After years of financial problems, the town’s only pub – the Club Hotel – closed its doors mid-2017.

Staff at local community services reported to the ABC on the increase in problems Wiluna has experienced since the Hotel closed.

The absence of a safe public drinking premise has forced many in the community to regularly drive the 183 kilometres west to Meekatharra to purchase alcohol.

Richard Whittington, chief executive of the Ngangganawili Aboriginal Health Service, says locals could have a limited amount to drink at the pub and go home, bringing moderate drinking levels.

Now, cars returning from the next town deliver booze straight to homes, out of public sight.

Gail Allison, of the WA Aboriginal Advisory Council, says the town is “full of grog”, and the largely Aboriginal population face problems with health, unemployment and poverty.
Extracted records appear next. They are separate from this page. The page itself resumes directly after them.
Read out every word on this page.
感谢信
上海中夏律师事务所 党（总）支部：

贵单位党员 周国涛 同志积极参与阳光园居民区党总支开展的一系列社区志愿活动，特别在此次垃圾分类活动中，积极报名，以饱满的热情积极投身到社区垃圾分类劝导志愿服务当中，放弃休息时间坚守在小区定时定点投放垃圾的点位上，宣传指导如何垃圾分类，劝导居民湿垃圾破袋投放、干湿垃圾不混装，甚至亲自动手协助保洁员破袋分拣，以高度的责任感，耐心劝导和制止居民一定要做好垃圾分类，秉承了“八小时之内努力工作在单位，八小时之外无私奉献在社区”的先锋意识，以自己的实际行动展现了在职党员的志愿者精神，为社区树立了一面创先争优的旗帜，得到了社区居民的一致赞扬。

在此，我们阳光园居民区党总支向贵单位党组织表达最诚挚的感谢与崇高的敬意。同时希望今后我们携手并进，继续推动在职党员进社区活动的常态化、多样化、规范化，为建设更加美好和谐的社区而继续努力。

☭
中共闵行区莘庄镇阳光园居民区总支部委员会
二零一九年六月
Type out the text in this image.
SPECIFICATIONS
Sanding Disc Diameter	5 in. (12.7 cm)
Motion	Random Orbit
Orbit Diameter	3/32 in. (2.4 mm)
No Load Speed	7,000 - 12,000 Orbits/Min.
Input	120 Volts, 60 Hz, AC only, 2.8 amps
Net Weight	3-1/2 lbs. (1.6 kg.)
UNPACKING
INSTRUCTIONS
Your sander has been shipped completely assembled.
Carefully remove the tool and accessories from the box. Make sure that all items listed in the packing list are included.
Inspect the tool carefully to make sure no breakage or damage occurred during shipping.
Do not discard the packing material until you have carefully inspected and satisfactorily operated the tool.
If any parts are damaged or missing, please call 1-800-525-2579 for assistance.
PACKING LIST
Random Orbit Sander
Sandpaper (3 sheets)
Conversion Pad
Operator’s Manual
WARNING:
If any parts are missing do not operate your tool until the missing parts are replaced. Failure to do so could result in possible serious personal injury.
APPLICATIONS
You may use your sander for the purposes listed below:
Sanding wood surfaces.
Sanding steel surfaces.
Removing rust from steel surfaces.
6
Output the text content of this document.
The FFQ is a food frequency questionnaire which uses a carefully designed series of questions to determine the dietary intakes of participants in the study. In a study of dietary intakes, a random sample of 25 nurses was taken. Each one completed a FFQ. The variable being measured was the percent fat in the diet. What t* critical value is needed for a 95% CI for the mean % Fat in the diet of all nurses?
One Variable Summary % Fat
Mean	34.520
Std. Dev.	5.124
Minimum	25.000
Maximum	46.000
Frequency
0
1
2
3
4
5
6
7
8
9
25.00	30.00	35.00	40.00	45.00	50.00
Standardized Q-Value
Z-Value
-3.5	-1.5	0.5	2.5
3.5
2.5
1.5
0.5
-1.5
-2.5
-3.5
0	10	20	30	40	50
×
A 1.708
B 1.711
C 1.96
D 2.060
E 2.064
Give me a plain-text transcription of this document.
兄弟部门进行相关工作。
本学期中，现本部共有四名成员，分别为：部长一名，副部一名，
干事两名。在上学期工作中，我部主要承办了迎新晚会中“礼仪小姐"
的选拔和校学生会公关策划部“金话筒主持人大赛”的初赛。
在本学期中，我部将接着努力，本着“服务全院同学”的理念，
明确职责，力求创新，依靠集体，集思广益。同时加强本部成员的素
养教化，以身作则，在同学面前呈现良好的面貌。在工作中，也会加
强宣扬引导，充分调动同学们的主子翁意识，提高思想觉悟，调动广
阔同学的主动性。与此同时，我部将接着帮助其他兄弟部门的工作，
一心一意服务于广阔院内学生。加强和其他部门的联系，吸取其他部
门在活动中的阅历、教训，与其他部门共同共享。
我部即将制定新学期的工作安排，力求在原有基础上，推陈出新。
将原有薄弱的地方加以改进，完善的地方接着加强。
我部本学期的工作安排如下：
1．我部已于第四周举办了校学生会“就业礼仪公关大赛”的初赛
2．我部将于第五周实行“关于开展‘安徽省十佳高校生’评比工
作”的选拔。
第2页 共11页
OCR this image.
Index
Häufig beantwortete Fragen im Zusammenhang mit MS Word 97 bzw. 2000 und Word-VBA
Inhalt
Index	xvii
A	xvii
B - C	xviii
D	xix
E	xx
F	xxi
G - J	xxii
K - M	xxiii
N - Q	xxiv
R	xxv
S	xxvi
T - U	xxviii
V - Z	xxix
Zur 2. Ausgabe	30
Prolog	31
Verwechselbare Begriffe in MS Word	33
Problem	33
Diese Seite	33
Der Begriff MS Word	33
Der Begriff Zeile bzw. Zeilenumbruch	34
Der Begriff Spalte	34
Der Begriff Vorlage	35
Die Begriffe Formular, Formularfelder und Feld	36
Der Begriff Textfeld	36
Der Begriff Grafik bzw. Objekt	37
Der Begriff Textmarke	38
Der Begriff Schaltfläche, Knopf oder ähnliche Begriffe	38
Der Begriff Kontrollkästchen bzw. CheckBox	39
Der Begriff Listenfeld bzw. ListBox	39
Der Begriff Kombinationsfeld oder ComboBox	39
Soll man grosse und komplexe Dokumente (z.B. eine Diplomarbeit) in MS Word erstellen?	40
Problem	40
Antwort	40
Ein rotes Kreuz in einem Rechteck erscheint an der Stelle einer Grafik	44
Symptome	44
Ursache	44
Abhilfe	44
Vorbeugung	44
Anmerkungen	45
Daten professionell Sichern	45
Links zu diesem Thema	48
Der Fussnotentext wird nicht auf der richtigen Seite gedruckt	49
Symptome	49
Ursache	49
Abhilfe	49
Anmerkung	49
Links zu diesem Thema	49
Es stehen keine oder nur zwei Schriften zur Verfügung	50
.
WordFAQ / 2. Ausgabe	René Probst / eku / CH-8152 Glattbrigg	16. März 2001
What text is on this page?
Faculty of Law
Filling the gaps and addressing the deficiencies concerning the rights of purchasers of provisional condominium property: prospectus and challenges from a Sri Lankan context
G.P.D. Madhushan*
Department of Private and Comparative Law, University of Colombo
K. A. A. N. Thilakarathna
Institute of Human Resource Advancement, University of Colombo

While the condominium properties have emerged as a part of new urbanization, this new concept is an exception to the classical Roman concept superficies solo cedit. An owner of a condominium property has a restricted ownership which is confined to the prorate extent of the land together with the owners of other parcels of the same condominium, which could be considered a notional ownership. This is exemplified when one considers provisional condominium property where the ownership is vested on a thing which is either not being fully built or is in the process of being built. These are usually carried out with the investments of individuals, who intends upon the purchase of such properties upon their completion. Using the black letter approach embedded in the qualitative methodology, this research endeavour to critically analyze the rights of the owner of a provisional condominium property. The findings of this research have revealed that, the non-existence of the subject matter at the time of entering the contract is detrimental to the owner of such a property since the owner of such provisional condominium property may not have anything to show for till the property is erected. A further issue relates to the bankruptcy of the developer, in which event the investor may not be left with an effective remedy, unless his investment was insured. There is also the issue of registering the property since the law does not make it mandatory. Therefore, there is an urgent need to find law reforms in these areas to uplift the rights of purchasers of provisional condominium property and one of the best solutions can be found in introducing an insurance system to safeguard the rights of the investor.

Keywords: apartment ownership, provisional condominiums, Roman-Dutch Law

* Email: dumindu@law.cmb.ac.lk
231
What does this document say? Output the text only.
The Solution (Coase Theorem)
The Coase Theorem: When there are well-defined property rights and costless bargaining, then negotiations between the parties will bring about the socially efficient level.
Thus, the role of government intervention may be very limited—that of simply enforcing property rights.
Wiluna has a history with alcohol-related social problems, taking the step to impose restrictions a decade ago.

The local shire bought the Club Hotel after it closed, with plans to repurpose it as an administration office and function centre.

Shire CEO Colin Bastow believes closing the pub was the right decision, and told the ABC he was “not aware of any major negative effects”.

The town’s disposition should serve as a warning to regulators that believe reducing or removing access to alcohol (or drugs) is a viable alternative to addressing the underlying motivations of addictive behaviour.